BY Richard Summerfield
Consumer and business lending by the UK’s largest banks has fallen by $595bn over the last five years, according to a new report from KPMG.
Total lending at Barclays, Royal Bank of Scotland, HSBC, Lloyds and Standard Chartered dropped 14 percent to £2.33 trillion in the first half of 2014, compared with five years earlier. The dramatic decline in lending is the result of the enormous fines and compensation packages which banks have had to accept in order to make amends for their recent chequered past. Since 2011, remediation payments made by the big six British banks have totalled £31bn, although the year on year remediation figure in H1 2014 was down 44 percent to £2.4bn.
The overall reduction in lending since 2009 is also a result of a new risk-averse mentality permeating the big UK banks. KPMG believes that major banking groups in the UK have lost sight of the risk-taking required in the sector. That said, it appears that a number of banks are beginning to take steps which will help the sector return to sustainable growth. Profits have begun to recover , thanks to a new tone at the top. The big six banks reported a combined profit of £15.2bn in H1 2014, continuing the return to profitability first recorded in the second half of 2013.

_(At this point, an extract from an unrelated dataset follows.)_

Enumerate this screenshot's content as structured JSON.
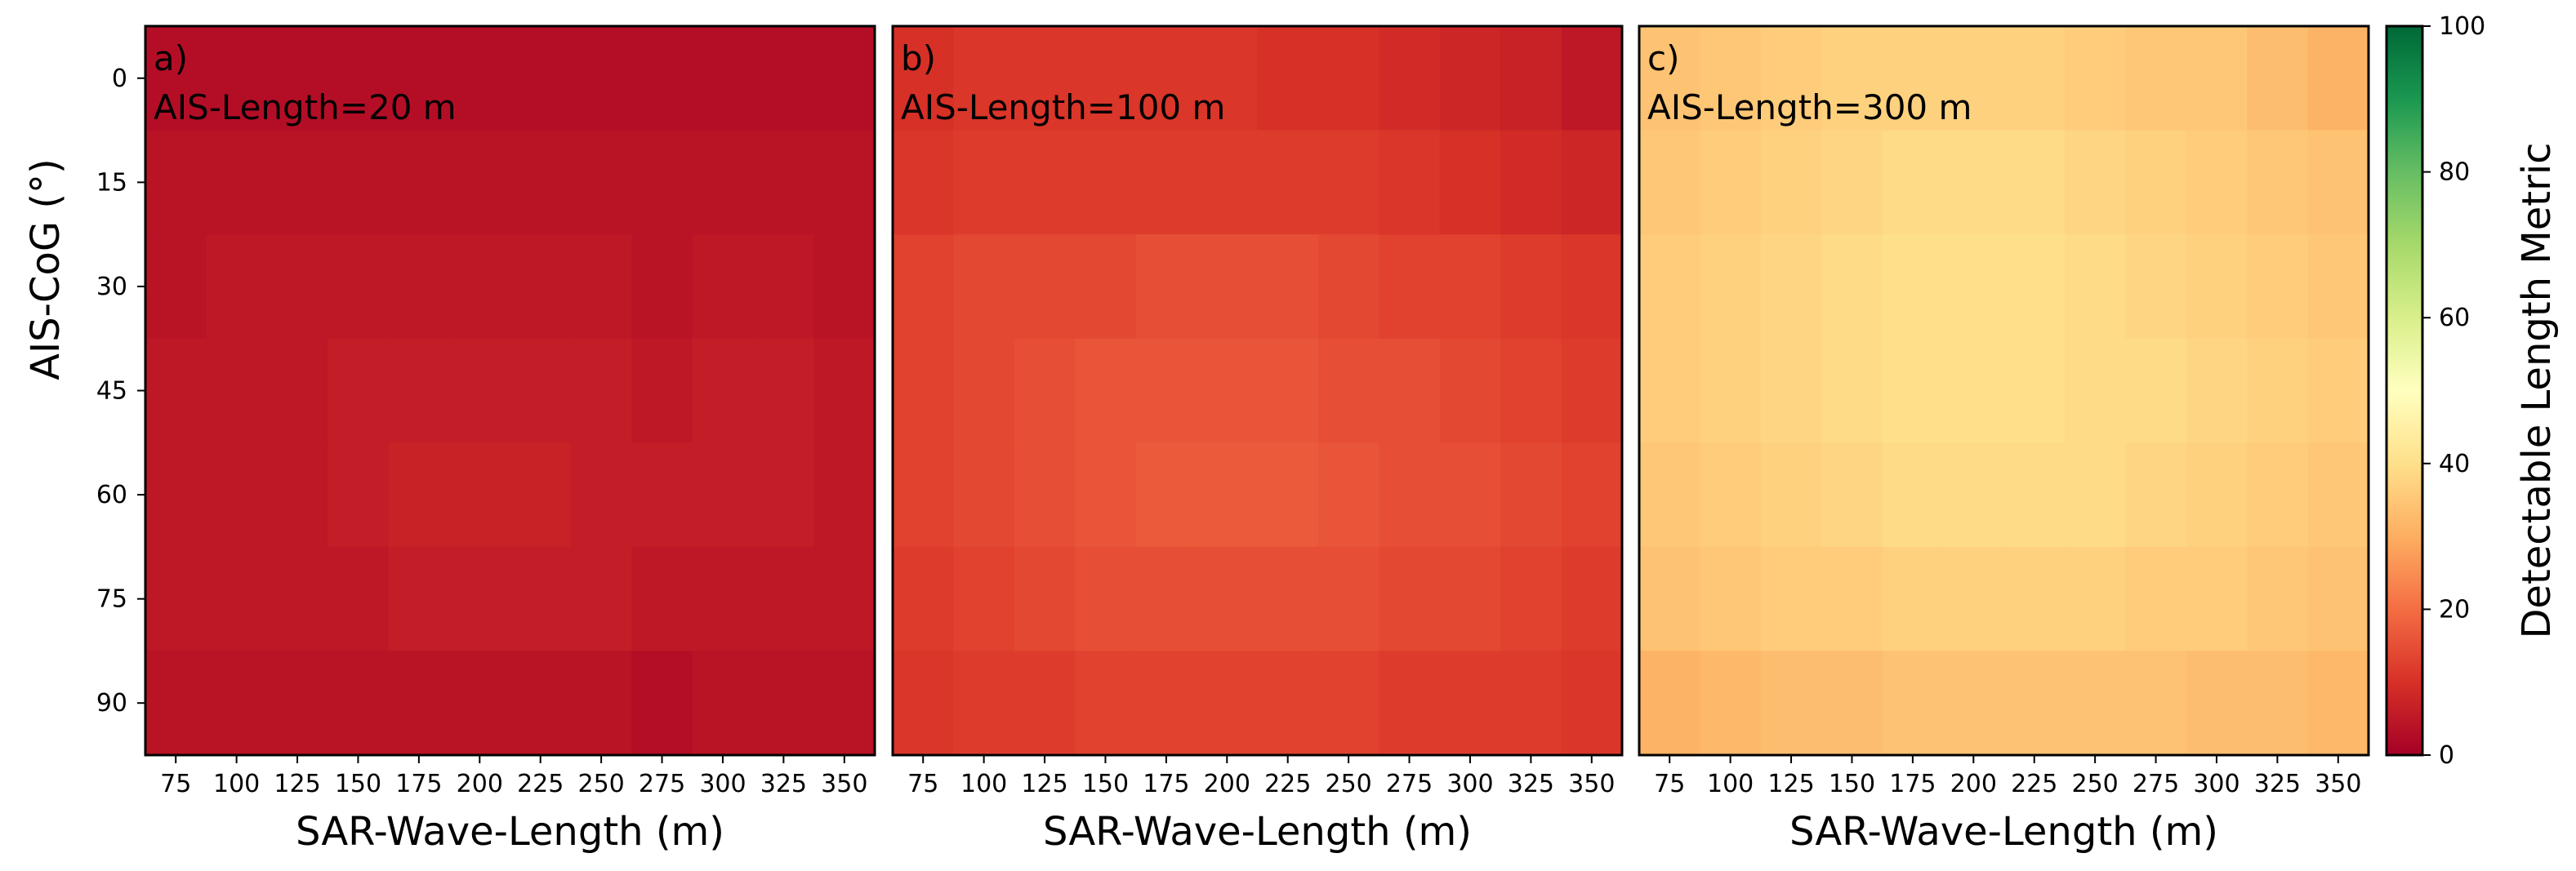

However, KPMG also notes that the UK’s wider banking sector is approaching “crunch time” due to the rise of pay day lenders and other shadow banking groups. Bill Michael, EMA head of financial services at KPMG, noted that “Shadow banking initiatives are increasingly penetrating under-served areas of the market. These initiatives are creating a challenging environment that traditional banks are unfamiliar with. Equally, if banks get to grip with technology quickly, there is a unique opportunity for banks to capitalise upon. While competitors entering the market do not have the same legacy-based obstacles preventing them from pursing new opportunities, banks can offer the scale, reach and experience many players cannot.”